Government to make first Super Bond payment
There are several issues of interest that have come out of Tuesday’s cabinet meeting. There will be a changing of the command of the Belize National Coast Guard on Friday August fourteenth. And on that same date, a ceremony for the groundbreaking and contract signing for the phase-one reconstruction of the Marion Jones Sporting Complex will occur on site. Seeing that Independence is little over a month away, plans were discussed for hosting the Inaugural ceremony on the island where Baymen and Africans, side by side, fought off Spaniard Invaders, that is at St. George’s Caye on September first. Cabinet was updated on a trade mission to Central America which was led by the Ministry of Agriculture and Fisheries. The Belize mission met with counterparts in El Salvador and Guatemala. But the most important issue of national concern that was tabled was the Super Bond. The Super bond casts an ominous shadow over the country’s economic future. Prime Minister Dean Barrow spoke to News Five via phone today and discussed the twenty three million dollar interest payment that the government must pay by next week Thursday to service the one point one billion dollar Super Bond.

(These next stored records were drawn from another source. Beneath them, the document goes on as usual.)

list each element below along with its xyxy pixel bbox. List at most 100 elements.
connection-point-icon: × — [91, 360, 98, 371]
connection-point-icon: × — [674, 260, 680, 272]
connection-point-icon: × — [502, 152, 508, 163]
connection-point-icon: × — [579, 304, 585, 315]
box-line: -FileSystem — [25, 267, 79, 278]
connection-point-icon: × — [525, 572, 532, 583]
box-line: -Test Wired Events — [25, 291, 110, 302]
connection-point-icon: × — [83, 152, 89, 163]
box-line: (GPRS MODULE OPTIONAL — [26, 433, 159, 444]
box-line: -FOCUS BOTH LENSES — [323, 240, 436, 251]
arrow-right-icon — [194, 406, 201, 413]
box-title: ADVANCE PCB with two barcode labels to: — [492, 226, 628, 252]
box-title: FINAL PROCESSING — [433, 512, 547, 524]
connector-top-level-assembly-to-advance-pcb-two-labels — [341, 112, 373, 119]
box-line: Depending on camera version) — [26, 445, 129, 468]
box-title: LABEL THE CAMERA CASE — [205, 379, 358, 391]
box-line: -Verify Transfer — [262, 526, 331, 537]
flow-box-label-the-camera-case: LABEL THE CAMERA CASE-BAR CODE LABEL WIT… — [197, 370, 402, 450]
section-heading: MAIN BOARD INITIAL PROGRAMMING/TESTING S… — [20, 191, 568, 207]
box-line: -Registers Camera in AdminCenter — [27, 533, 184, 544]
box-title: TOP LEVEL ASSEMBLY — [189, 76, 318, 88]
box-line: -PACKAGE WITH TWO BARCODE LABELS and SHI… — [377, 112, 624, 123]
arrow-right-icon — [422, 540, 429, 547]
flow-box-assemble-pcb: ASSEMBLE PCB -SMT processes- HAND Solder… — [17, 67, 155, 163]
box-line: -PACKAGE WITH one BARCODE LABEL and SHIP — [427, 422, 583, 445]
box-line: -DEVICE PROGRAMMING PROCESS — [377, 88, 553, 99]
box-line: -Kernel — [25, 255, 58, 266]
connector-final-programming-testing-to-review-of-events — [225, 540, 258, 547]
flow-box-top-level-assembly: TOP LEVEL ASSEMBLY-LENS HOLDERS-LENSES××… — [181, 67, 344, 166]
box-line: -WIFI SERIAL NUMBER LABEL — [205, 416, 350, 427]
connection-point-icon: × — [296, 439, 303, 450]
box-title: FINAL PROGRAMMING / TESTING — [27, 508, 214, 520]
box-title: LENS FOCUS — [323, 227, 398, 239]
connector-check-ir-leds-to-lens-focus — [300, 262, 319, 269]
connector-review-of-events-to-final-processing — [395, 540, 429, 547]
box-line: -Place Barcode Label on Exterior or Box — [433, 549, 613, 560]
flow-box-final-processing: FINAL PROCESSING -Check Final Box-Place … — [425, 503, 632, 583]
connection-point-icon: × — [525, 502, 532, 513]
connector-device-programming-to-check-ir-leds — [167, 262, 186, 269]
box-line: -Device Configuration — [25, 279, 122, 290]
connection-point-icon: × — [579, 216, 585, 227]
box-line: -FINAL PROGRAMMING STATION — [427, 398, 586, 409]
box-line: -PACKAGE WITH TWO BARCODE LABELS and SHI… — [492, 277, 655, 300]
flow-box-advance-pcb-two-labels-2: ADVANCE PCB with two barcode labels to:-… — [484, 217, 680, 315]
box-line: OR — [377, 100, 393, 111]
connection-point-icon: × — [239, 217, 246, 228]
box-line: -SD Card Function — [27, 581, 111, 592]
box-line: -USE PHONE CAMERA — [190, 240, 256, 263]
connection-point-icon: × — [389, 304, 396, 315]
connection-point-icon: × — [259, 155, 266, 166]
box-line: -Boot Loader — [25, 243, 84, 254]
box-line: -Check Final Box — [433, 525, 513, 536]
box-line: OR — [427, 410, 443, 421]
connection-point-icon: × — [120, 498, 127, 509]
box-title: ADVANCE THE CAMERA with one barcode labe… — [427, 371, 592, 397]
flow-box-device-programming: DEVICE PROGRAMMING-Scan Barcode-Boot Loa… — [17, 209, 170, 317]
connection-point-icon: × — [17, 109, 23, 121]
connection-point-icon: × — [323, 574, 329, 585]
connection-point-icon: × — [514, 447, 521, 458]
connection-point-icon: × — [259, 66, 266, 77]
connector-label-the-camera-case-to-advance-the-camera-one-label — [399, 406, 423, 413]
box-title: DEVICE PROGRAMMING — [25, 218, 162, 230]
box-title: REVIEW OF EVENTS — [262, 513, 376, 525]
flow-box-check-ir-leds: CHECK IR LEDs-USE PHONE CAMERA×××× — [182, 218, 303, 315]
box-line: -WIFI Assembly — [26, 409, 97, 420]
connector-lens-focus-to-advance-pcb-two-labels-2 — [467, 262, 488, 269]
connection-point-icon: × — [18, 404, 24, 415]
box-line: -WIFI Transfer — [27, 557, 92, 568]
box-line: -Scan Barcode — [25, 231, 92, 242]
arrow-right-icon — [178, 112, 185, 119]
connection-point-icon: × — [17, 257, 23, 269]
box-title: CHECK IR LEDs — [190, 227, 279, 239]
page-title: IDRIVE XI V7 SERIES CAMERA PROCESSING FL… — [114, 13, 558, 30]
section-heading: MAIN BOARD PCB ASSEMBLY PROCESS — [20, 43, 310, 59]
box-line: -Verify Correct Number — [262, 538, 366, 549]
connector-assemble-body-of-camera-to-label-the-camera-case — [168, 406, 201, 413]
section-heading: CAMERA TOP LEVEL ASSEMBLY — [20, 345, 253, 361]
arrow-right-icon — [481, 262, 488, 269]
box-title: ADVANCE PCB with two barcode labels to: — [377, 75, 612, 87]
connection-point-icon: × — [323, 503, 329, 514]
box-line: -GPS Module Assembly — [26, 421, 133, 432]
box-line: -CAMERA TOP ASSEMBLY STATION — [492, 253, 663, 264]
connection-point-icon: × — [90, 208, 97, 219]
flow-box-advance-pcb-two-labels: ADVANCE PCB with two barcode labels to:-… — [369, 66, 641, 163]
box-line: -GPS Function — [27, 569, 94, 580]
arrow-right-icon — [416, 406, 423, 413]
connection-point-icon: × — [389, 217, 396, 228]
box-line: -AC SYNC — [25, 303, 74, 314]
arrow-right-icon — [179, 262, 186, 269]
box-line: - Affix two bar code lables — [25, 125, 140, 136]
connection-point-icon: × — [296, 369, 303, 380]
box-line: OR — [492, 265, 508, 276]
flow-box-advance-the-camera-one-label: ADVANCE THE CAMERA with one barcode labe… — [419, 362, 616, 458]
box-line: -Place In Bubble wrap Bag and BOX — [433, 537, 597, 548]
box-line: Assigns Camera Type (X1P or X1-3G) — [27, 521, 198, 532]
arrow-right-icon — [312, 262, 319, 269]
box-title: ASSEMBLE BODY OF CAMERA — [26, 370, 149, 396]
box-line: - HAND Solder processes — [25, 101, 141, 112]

Prime Minister Dean Barrow
“The super bond is about one point one billion Belize dollars. We pay interest at the rate of four and a half percent. It steps up next year to about six percent. What that translates to is that we are currently paying around forty-six million Belize dollars annually to service the super bond next year. And with the increase in the rate of interest it goes up by ten million U.S., twenty million Belize to sixty-six million Belize dollars. And then in a couple of years thereafter, the interest rate steps up again to about eight percent. That will then mean of course an increase from the sixty-six million per year that we would start paying from next year to whatever that will translate to, but it will be another significant, maybe another ten million or so U.S. dollars per year more.”
Jose Sanchez
“For the year coming, is it possible that we can afford to pay this, is it in the budget?”
Prime Minister Dean Barrow
“Well, the budget for the current fiscal year included the payment of the super bond. That payment for the current fiscal year is due this week, either this or next and of course we are able to pay it. Next year it will be vastly more difficult because of the increase in the amount from forty-four to sixty-six million dollars and we will have to then raise additional revenue in order to be able to service the Super bond next year. The problem is that apart from the payments that you have to make until the maturity point is reached, when that maturity point is reached there is a big bullet payment as it is called. I don’t have the exact amount of the bullet payment but that is another whole story by itself. How are you going to be finding a bullet payment, which will of course be multiple times greater than the annual payments. How are you going to be able to find the money at that time is something that all of us must struggle to contemplate. But fortunately, that’s a ways off, I mean you’re looking at least the next ten years before you have before you have to think about the bullet payment.”
Prime Minister Barrow says that assuming the bond continues to be serviced on schedule; payments will continue to be made until 2029.